Denver's Mudra Dance Studio has been celebrating the dynamic traditions of classical Indian dance, and putting a contemporary spin on it, since long before Bollywood films became a popular genre here in the US with non-Indians. Namita Khanna Nariani, a brilliant, energetic dynamo of a teacher and choreographer, founded the troupe 17 years ago and turned it into a non-profit organization eight years ago -- all while raising a family and maintaining a career as an architect.
Nariani's troupe has become a popular attraction of each year's Colorado Dragon Boat Festival (the photo above is from the 2010 festival in July); she's been a regular every year since the second year, closing out the festival with a one-two punch of her Mudras followed by the very popular Denver Taiko Japanese drummers. Ever since the third year, the Mudras have collaborated with Denver Taiko and now that's become a regular cross-cultural highlight of the event.
The powerful Japanese drums have come to fit so well in Nariani's South Asian vision of cultural fusion, in fact, that Mudra Dance Studio now incorporates a taiko drummer, Thomas Knight, as a regular part of its exciting annual performances, which Khanna produces as fundraisers for various charities.
Each of the annual Mudra shows are carefully structured to be showcases not only of dynamic dance, music and multimedia, but also of an innate spirituality that is a part of the Mudra lifestyle. All its members seem imbued with this spirituality, because it flows down from Nariani herself. She explains the idea of ILLhaam, which is about cycles:
We are exploring the journey each of us go on during our lifetime, hoping to reach that destination that enlightens us, ILLuminates us!!!
Our bodies, our hearts, our minds, our souls go onto the path of CYCLES:
The cycles of creation and learning, through the elements of nature and of relationships...
Each one of us gather knowledge, learn through that journey and try to pass it on.... Trying to become a better human being, in turn making us a better community, living in a better world!

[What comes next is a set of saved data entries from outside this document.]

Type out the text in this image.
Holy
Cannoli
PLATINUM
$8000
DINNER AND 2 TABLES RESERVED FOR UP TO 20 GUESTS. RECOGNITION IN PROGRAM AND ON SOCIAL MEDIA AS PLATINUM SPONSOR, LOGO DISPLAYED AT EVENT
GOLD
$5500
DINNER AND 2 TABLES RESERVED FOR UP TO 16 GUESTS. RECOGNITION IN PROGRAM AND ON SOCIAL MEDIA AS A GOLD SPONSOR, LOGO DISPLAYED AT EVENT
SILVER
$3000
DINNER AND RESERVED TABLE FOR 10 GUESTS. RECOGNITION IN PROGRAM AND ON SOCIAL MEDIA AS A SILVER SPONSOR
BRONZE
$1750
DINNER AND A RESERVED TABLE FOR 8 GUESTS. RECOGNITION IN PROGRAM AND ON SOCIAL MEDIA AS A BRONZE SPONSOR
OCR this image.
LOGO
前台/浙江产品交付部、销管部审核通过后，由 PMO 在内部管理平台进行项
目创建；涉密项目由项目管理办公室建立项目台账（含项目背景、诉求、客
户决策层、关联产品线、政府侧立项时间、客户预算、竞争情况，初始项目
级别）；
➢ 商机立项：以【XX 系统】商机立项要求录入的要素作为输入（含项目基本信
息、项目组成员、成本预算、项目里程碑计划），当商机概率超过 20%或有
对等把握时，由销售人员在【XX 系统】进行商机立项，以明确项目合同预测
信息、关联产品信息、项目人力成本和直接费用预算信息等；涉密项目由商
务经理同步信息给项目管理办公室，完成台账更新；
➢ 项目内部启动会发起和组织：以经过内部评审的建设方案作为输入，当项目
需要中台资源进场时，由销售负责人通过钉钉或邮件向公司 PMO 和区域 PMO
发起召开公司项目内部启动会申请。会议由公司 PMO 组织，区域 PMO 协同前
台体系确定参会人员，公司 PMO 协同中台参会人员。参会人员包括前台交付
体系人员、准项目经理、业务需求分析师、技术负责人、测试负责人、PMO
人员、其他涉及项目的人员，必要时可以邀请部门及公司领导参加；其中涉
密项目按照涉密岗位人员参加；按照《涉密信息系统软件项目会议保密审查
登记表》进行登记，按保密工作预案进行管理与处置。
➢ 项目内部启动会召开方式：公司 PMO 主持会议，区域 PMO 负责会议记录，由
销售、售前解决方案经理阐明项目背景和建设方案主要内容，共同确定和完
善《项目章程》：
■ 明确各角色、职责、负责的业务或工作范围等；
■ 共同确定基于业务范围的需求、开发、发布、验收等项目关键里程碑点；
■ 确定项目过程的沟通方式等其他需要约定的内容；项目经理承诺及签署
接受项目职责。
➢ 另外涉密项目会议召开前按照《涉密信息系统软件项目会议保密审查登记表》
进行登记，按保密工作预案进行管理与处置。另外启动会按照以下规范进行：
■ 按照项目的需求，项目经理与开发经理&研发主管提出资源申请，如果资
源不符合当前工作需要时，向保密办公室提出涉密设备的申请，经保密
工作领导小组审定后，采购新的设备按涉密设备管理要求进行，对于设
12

We hope to achieve this for us and for our future generations...
OK, sure, it's a little woo-woo, but that's Nariani for you. She expresses this spirituality unapologetically, honestly and without pretension. She's real, and her Mudra dancers are real good. The proceeds from this year's shows go to the Indian Nepalese Heritage Camp, a wonderful non-profit that serves adopted South Asian children every summer with a weekend of cultural immersion in the Rockies.
This is one show you'll want to see, if you're interested in Indian culture colored with a splash of contemporary cool. It's a great introduction to Denver's thriving South Asian community.